The ABO typing system is also used to classify these individually separated blood components (i.e., Fresh Frozen Plasma, Platelets, and Packed RBC's). The same compatibility rules apply, but the presence or absence of RBC's (and their surface antigens) or plasma (and its antibodies) in the blood component determines its compatibility with a patient's whole-blood. Packed RBC's typically do not contain Plasma; therefore, the absence of plasma antibodies increases the number of combinations of blood types with which the Packed RBC's are compatible.
A patient having blood type A positive, for example, while able to receive only whole blood of type A positive, could also receive Packed RBC's of types A positive, A negative, O positive and O negative; and Plasma of types A positive and AB positive. Similarly, a patient of blood type B negative, while able to receive only whole blood of type B negative, could also receive Packed RBC's of types B negative and O negative; and Plasma of types B negative, B positive, AB negative and AB positive. The following table summarizes whole blood types and their compatibility with individual blood components.

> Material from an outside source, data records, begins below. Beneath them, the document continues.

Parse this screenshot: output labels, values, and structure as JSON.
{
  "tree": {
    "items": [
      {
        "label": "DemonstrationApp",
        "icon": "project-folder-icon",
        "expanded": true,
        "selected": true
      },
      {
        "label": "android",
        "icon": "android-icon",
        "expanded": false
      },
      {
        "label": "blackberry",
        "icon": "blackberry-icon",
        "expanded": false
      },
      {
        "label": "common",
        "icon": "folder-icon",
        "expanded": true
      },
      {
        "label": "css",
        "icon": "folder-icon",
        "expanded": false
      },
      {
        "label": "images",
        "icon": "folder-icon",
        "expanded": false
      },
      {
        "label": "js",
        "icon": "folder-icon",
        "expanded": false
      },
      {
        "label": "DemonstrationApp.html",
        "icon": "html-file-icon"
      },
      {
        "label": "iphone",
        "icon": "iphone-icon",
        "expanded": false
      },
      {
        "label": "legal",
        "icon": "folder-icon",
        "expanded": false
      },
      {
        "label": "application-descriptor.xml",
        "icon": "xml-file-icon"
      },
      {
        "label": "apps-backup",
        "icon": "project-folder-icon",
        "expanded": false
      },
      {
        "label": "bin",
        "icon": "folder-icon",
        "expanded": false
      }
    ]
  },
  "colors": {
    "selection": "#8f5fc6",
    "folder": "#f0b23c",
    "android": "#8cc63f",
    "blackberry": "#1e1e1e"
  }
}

TABLE C ______________________________________ A A B B AB AB O O NEG POS NEG POS NEG POS NEG POS ______________________________________ Compatibility Between Whole Blood Type (Vertical) and Packed RBC Type (Horizontal) A NEG X X A POS X X X X B NEG X X B POS X X X X AB NEG X X X X AB POS X X X X X X X X O NEG X O POS X X Compatibility Between Whole Blood Type (Vertical) and Plasma Type (Horizontal) A NEG X X X X A POS X X B NEG X X X X B POS X X AB NEG X X AB POS X X O NEG X X X X X X X X O POS X X X X ______________________________________ X indicates "Compatible
It is the shared responsibility of the blood bank and the individual health care practitioners to know and remember which blood mixture combinations are compatible, and to recognize and remember those combinations which are incompatible (and potentially lethal).
With any process, errors occur unavoidably. There are many areas in transfusion medicine into which human error can be introduced. Although regulations require that quality control measures and error identification and analysis programs be ongoing in health care facilities, the complete elimination of errors in collection, typing, labeling, distribution, administration, and documentation, can never be achieved. All attempts, therefore, must be focused on the minimization of certain types of easily avoidable errors.

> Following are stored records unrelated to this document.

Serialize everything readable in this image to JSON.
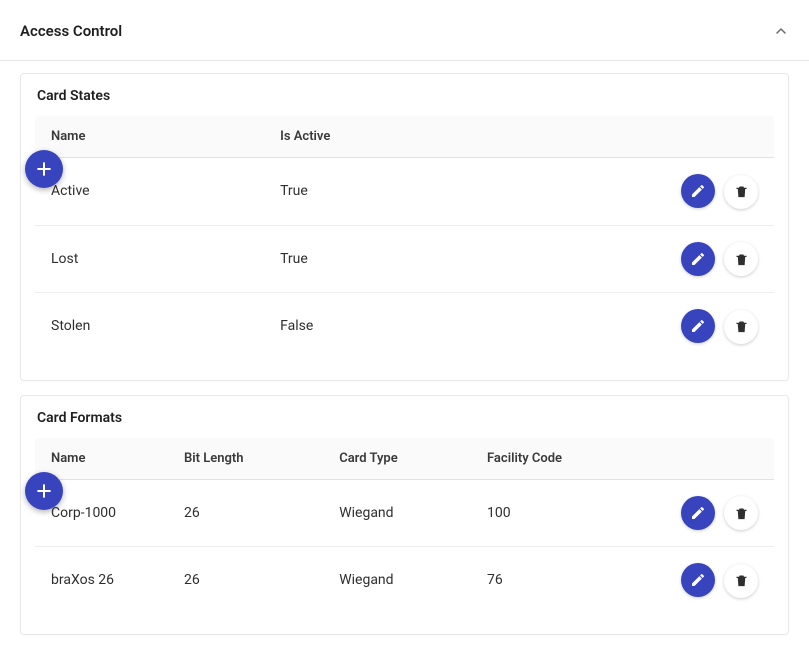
{
  "header": {
    "title": "Access Control"
  },
  "colors": {
    "accent": "#3744be"
  },
  "cardStates": {
    "title": "Card States",
    "columns": [
      "Name",
      "Is Active",
      ""
    ],
    "rows": [
      {
        "name": "Active",
        "isActive": "True"
      },
      {
        "name": "Lost",
        "isActive": "True"
      },
      {
        "name": "Stolen",
        "isActive": "False"
      }
    ]
  },
  "cardFormats": {
    "title": "Card Formats",
    "columns": [
      "Name",
      "Bit Length",
      "Card Type",
      "Facility Code",
      ""
    ],
    "rows": [
      {
        "name": "Corp-1000",
        "bitLength": "26",
        "cardType": "Wiegand",
        "facilityCode": "100"
      },
      {
        "name": "braXos 26",
        "bitLength": "26",
        "cardType": "Wiegand",
        "facilityCode": "76"
      }
    ]
  }
}
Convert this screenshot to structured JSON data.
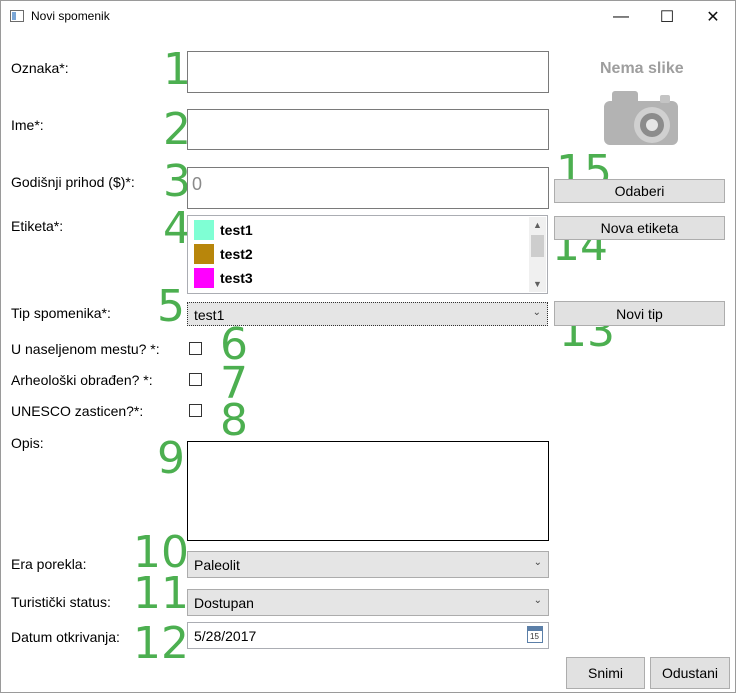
{
  "window": {
    "title": "Novi spomenik",
    "minimize": "—",
    "maximize": "☐",
    "close": "✕"
  },
  "labels": {
    "oznaka": "Oznaka*:",
    "ime": "Ime*:",
    "prihod": "Godišnji prihod ($)*:",
    "etiketa": "Etiketa*:",
    "tip": "Tip spomenika*:",
    "naseljeno": "U naseljenom mestu? *:",
    "arheoloski": "Arheološki obrađen? *:",
    "unesco": "UNESCO zasticen?*:",
    "opis": "Opis:",
    "era": "Era porekla:",
    "turisticki": "Turistički status:",
    "datum": "Datum otkrivanja:"
  },
  "numbers": [
    "1",
    "2",
    "3",
    "4",
    "5",
    "6",
    "7",
    "8",
    "9",
    "10",
    "11",
    "12",
    "13",
    "14",
    "15"
  ],
  "fields": {
    "oznaka_value": "",
    "ime_value": "",
    "prihod_value": "0",
    "opis_value": "",
    "datum_value": "5/28/2017"
  },
  "etikete": [
    {
      "label": "test1",
      "color": "#7fffd4"
    },
    {
      "label": "test2",
      "color": "#b8860b"
    },
    {
      "label": "test3",
      "color": "#ff00ff"
    }
  ],
  "tip_selected": "test1",
  "era_selected": "Paleolit",
  "status_selected": "Dostupan",
  "checkboxes": {
    "naseljeno": false,
    "arheoloski": false,
    "unesco": false
  },
  "image": {
    "placeholder": "Nema slike",
    "icon": "camera-icon"
  },
  "buttons": {
    "odaberi": "Odaberi",
    "nova_etiketa": "Nova etiketa",
    "novi_tip": "Novi tip",
    "snimi": "Snimi",
    "odustani": "Odustani"
  },
  "colors": {
    "annotation": "#4caf50"
  }
}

While many safeguards are in place for the prevention of this potential catastrophe, there are still situations in which Inadvertent administrations occur. For example, a unit of blood may have been sent to a different patient with the same name; the blood administrator may have confused one patient's blood product for that of another patient. A wrong unit of blood may have been given under the stress of managing the patient's life-threatening emergency, or during the late-night shift, or at any time when the administrator's vigilance may be compromised.

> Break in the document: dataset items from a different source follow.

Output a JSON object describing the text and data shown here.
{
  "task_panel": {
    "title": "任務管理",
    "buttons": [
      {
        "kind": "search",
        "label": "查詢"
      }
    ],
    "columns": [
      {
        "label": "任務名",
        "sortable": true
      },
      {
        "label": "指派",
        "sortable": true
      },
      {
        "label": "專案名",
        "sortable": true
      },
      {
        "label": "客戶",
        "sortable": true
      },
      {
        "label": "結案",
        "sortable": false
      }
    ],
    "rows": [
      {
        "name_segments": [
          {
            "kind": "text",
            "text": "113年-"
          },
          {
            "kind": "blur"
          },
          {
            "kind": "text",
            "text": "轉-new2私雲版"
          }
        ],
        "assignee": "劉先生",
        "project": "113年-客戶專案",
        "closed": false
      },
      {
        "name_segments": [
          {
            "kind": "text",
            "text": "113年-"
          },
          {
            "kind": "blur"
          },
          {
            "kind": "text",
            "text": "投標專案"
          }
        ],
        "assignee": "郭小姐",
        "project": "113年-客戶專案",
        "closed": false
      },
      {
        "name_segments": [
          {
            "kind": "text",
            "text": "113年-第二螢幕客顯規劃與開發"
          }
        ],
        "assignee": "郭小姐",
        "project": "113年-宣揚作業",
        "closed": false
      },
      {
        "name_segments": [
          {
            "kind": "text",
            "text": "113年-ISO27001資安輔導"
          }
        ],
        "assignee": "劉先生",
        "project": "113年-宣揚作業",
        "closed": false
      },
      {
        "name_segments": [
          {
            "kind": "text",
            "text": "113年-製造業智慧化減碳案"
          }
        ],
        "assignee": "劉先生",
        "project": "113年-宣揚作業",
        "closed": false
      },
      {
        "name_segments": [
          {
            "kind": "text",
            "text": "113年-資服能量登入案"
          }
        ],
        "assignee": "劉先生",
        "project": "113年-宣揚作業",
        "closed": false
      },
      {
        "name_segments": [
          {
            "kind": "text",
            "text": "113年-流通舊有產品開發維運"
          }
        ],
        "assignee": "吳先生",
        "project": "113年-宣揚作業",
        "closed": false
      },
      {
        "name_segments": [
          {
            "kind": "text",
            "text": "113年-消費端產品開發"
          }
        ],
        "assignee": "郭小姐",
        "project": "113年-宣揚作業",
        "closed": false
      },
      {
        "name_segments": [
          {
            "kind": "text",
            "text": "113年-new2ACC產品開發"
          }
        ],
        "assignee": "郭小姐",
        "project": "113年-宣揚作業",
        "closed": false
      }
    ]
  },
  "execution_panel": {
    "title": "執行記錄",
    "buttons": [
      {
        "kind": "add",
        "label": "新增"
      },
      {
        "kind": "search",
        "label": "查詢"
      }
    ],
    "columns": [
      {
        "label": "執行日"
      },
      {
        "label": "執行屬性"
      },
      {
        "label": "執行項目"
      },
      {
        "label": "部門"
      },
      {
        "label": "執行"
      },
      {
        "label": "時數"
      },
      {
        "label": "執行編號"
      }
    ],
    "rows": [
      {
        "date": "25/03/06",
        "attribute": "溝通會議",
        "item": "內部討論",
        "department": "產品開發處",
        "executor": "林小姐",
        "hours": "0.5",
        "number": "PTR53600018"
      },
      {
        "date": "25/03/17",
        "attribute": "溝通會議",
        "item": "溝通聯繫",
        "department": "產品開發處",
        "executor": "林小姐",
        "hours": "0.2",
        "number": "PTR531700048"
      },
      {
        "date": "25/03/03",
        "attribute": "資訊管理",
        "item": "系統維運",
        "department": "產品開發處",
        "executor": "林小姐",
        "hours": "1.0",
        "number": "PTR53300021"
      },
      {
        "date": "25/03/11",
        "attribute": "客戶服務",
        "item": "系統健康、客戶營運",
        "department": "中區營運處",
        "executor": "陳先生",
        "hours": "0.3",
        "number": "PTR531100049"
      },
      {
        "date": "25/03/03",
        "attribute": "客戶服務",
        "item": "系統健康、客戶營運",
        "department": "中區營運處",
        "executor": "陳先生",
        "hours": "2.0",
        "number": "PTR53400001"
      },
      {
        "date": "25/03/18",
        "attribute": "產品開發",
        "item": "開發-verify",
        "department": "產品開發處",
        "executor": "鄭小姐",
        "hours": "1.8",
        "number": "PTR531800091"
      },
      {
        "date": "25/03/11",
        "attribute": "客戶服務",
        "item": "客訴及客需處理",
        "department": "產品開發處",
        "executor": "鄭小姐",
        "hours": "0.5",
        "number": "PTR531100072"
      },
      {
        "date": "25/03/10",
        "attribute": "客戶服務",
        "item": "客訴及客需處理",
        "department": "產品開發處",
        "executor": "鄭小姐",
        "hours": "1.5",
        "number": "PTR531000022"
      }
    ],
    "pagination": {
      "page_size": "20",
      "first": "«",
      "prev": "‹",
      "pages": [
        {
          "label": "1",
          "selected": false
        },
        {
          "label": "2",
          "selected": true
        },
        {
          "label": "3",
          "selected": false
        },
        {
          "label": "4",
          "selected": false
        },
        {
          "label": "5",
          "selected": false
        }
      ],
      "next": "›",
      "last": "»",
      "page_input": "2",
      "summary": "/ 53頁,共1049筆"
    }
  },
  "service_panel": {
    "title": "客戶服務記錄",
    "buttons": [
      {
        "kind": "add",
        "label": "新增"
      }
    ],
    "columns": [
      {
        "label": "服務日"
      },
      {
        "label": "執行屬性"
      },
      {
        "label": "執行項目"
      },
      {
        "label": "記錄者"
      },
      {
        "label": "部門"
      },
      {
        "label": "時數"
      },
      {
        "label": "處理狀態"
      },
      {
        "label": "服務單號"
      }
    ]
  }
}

Most patient-type and blood-product-type identification systems focus on the administrator's verification of the accuracy of labeled information to assure type compatibility. Some inventions have attempted to invoke technology such as portable computers and bar-code readers to identify potential errors of type compatibility. Expensive computer technology is often unavailable, and humans process information with a fixed degree of fallibility, such that information is misprocessed by humans at a rate which is directly proportional to levels of stress.
Most patient-type and blood-product-type identification systems are human-driven; therefore, this invention is designed to simplify the recognition of type-compatibility and type-incompatibility to reduce the potential for the inadvertent administration of incompatible blood-products.